Lessingham remained profoundly uninterested.
"They most of them spotted the guns," his companion continued, "but not many of them have found the searchlights yet."
"It seems a little late in the year," Lessingham observed, "to be ****** preparations against Zeppelins."
"Well, they cross here pretty often, you know," Griffiths reminded him. "It's only a matter of a few weeks ago that one almost came to grief on this common. We picked up their observation car not fifty yards from where you are sitting."
"I remember hearing about it," Lessingham acknowledged.
"By-the-by," the Commandant continued, smoothing his horse's neck, "didn't you arrive that evening or the evening after?"
"I believe I did."
"Liverpool Street or King's Cross? The King's Cross train was very nearly held up."
"I didn't come by train at all," Lessingham replied, glancing for a moment into the clouds, "And now I come to think of it, it must have been the evening after."
"Fine county for motoring," Griffiths continued, stroking his horse's head.
"The roads I have been on seem very good," was the somewhat bored admission.
"You haven't a car of your own here, have you?"
"Not at present."
Captain Griffiths glanced between his horse's ears for a few moments.
Then he turned once more towards his companion.
"Mr. Lessingham," he said, "you are aware that I am Commandant here?"
"I believe," Lessingham replied, "that Lady Cranston told me so."
"It is my duty, therefore," Griffiths went on, "to take a little more than ordinary interest in casual visitors, especially at this time of the year. The fact that you are well-known to Lady Cranston is, of course, an entirely satisfactory explanation of your presence here. At the same time, there is certain information concerning strangers of which we keep a record, and in your case there is a line or two which we have not been able to fill up."

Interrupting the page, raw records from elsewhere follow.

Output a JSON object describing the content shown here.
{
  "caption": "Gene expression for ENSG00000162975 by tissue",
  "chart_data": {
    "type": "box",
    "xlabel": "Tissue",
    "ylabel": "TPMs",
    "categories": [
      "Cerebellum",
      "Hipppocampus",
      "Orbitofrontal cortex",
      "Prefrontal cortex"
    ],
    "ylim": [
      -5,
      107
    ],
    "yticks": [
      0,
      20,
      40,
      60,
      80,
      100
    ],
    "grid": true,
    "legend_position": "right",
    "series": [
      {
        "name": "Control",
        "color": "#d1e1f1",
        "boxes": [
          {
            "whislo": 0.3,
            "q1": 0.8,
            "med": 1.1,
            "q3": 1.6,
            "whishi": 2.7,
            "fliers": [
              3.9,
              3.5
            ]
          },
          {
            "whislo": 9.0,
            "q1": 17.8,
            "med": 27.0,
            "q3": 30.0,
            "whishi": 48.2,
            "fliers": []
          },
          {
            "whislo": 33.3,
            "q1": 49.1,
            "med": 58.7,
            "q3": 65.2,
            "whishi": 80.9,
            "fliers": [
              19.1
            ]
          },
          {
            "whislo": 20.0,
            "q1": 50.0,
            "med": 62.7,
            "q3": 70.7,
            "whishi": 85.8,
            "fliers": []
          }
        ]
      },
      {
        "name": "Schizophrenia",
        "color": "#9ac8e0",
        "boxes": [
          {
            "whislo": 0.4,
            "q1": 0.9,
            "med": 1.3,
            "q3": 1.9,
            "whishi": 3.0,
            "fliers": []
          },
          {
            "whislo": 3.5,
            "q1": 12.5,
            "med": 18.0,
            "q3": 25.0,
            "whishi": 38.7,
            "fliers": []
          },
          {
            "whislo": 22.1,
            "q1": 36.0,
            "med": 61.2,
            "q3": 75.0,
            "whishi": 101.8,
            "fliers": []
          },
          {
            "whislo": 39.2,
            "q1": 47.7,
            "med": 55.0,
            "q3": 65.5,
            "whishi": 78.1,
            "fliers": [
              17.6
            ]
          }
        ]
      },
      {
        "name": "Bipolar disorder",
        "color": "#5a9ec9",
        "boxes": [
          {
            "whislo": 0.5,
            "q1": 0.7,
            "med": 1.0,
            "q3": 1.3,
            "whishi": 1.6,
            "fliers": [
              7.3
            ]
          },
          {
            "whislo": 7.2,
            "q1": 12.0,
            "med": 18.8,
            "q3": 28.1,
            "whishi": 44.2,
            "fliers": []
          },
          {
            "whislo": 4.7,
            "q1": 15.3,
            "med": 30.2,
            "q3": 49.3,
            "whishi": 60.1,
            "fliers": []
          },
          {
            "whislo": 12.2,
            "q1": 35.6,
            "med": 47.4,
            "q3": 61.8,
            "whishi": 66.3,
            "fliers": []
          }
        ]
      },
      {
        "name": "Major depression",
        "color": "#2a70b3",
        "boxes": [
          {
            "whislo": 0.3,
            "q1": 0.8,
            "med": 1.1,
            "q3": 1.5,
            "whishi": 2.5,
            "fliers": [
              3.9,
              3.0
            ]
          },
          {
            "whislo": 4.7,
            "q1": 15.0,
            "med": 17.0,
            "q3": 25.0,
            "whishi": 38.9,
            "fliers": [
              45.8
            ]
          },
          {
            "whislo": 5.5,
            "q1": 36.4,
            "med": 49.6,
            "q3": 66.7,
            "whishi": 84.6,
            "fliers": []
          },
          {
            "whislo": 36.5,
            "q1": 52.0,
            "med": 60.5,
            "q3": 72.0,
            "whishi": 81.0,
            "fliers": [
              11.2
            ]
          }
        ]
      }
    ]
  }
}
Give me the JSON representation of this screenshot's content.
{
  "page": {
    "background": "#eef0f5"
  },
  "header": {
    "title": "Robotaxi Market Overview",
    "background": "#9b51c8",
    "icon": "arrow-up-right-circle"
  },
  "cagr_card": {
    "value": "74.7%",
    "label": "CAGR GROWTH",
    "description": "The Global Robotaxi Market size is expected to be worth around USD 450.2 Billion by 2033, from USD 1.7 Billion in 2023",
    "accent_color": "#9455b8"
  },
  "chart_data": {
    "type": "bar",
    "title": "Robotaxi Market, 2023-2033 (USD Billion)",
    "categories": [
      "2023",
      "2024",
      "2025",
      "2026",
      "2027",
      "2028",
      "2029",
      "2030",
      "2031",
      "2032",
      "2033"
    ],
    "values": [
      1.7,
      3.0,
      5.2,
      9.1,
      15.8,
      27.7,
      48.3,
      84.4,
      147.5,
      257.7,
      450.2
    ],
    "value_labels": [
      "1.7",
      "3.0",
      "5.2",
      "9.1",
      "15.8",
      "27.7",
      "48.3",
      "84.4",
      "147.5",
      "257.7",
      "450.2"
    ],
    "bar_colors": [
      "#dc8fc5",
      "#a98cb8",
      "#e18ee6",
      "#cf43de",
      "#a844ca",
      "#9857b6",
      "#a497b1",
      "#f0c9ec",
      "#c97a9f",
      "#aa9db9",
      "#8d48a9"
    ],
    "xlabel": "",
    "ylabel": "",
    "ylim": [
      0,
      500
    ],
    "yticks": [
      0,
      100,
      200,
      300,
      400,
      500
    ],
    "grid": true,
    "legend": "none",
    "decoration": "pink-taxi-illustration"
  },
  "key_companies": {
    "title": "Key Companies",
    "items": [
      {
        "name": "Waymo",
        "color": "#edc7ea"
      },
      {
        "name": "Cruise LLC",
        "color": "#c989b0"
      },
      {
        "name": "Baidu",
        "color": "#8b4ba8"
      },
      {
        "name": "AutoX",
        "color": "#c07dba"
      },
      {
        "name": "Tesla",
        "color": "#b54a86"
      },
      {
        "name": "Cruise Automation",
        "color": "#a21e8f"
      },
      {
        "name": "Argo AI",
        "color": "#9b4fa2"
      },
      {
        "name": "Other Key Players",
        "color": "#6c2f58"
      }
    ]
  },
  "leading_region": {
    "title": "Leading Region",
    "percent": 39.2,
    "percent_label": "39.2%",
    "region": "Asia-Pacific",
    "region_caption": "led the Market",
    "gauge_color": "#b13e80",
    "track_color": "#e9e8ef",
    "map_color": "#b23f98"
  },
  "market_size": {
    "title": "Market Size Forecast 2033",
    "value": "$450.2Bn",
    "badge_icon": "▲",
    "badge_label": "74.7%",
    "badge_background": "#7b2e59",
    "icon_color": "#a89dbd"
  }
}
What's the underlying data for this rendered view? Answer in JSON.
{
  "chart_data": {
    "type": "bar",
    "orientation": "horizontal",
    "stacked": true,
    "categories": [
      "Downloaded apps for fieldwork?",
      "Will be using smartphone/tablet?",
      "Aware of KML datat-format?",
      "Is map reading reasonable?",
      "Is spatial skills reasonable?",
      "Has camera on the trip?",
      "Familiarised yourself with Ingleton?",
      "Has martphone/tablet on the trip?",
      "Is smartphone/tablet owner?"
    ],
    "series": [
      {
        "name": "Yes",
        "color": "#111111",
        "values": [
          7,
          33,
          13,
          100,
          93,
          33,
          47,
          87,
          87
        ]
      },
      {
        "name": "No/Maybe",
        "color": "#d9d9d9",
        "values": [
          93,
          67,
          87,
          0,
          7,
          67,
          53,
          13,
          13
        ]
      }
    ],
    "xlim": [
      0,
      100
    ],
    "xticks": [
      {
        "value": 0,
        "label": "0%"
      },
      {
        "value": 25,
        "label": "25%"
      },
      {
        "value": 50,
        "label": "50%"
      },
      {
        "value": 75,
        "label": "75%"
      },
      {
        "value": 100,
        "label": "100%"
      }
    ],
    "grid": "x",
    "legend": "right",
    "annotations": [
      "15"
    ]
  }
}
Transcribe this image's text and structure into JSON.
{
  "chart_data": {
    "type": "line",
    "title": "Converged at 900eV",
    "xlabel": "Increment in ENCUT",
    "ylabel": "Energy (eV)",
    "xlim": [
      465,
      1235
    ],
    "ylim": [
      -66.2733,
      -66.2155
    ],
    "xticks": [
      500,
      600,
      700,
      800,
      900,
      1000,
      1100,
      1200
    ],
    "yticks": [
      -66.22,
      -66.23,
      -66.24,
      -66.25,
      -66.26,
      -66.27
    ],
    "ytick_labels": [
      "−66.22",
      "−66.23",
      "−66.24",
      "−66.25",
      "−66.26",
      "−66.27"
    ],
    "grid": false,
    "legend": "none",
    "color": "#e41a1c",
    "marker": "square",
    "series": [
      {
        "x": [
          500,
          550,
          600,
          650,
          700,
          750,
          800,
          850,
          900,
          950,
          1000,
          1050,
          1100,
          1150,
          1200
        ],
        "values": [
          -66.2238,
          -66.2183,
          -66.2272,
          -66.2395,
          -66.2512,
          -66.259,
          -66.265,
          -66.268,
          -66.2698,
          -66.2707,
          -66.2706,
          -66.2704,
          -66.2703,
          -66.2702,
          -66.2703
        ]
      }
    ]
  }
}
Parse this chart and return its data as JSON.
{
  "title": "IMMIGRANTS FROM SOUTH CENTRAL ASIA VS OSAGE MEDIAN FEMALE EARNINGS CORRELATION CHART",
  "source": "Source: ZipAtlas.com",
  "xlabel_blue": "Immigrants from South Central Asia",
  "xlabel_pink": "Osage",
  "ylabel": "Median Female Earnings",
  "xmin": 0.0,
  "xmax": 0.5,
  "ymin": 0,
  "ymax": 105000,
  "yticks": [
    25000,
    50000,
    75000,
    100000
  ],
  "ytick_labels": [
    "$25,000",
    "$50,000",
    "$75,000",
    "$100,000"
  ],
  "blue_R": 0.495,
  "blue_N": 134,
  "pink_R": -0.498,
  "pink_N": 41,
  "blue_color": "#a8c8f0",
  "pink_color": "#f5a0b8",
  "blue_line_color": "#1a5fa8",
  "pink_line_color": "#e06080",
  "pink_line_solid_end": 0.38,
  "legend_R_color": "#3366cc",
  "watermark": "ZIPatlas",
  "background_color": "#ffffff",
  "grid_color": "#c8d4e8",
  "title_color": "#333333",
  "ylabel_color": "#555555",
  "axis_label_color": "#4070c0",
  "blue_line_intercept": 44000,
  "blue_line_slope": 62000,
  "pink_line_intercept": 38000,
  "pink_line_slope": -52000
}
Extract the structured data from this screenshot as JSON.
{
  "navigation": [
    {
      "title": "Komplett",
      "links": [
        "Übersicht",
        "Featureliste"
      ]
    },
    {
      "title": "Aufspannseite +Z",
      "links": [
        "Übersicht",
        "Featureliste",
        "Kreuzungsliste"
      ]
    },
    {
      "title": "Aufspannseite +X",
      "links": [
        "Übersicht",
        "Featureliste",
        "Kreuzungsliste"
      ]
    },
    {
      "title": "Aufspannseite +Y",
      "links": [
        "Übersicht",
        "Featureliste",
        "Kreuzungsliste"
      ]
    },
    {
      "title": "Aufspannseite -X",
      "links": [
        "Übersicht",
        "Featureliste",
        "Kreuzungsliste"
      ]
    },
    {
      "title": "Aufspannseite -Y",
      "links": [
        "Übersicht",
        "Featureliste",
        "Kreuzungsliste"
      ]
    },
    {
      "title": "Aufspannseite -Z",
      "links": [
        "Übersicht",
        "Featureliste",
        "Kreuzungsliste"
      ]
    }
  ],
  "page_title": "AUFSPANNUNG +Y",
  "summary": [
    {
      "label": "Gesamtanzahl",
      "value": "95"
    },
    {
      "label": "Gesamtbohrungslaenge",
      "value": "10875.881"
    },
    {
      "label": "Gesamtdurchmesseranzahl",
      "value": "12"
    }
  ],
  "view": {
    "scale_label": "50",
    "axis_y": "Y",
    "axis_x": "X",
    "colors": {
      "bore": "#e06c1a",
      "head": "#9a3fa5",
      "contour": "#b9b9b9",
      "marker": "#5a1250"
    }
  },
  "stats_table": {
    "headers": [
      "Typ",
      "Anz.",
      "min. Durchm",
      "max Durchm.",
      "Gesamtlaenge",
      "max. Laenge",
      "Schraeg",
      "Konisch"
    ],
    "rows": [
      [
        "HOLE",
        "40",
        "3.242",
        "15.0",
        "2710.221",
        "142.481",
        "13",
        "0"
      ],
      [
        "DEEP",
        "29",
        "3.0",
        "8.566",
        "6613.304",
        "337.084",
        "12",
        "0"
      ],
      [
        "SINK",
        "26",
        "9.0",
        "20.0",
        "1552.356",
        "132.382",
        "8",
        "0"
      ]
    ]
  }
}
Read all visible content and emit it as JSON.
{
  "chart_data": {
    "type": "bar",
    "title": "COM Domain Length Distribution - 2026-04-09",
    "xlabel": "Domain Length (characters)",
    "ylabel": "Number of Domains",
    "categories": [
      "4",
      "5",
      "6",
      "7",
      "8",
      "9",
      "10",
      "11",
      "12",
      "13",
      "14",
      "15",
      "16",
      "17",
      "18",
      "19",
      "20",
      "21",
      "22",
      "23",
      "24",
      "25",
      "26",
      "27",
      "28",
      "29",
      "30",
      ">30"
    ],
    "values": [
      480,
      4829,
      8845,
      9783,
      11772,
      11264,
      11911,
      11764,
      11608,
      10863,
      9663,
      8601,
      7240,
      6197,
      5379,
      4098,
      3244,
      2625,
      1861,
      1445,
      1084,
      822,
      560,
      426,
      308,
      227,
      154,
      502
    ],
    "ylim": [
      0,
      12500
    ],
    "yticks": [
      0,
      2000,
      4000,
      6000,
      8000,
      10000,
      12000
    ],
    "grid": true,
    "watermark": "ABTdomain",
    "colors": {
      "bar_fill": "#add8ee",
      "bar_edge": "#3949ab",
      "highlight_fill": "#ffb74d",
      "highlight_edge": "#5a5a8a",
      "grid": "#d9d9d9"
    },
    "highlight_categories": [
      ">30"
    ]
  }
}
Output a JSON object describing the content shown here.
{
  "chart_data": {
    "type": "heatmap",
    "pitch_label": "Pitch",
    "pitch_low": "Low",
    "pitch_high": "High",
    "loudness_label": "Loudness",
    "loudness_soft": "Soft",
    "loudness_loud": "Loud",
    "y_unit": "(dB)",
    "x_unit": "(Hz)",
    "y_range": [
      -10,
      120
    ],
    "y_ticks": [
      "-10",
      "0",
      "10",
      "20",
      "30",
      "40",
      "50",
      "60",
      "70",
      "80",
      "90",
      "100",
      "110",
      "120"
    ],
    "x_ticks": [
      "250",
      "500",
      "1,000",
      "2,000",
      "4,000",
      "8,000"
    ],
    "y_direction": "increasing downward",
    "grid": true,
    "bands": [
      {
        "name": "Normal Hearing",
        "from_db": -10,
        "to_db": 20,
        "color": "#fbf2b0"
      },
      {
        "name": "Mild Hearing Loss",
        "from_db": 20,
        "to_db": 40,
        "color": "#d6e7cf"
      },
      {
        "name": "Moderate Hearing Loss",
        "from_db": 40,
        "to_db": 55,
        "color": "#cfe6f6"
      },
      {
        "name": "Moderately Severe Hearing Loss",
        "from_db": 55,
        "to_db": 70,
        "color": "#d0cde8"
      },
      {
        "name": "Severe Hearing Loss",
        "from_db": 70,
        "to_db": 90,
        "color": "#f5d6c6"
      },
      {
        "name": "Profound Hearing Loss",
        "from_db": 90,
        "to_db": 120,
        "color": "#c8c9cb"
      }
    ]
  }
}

"If I can be of any service," Lessingham murmured.
"Precisely," the other interrupted. "I knew you would feel like that. Now your arrival here - we have the date, I think - October 6th. As you have just remarked, you didn't come by train. How did you come?"
Lessingham's surprise was apparently quite genuine.
"Is that a question which you ask me to answer- officially?" he enquired.
His interlocutor shrugged his shoulders.
"I am not putting official questions to you at all," he replied, "nor am I cross-examining you, as might be my duty, under the circumstances, simply because your friendship with the Cranstons is, of course, a guarantee as to your position. But on the other hand, I think it would be reasonable if you were to answer my question."
Lessingham nodded.
"Perhaps you are right," he admitted. "As you can tell by finding me here this afternoon, I am a great walker. I arrived - on foot."
"I see," Griffiths reflected. "The other question which we usually ask is, where was your last stopping place?"
"Stopping place?" Lessingham murmured.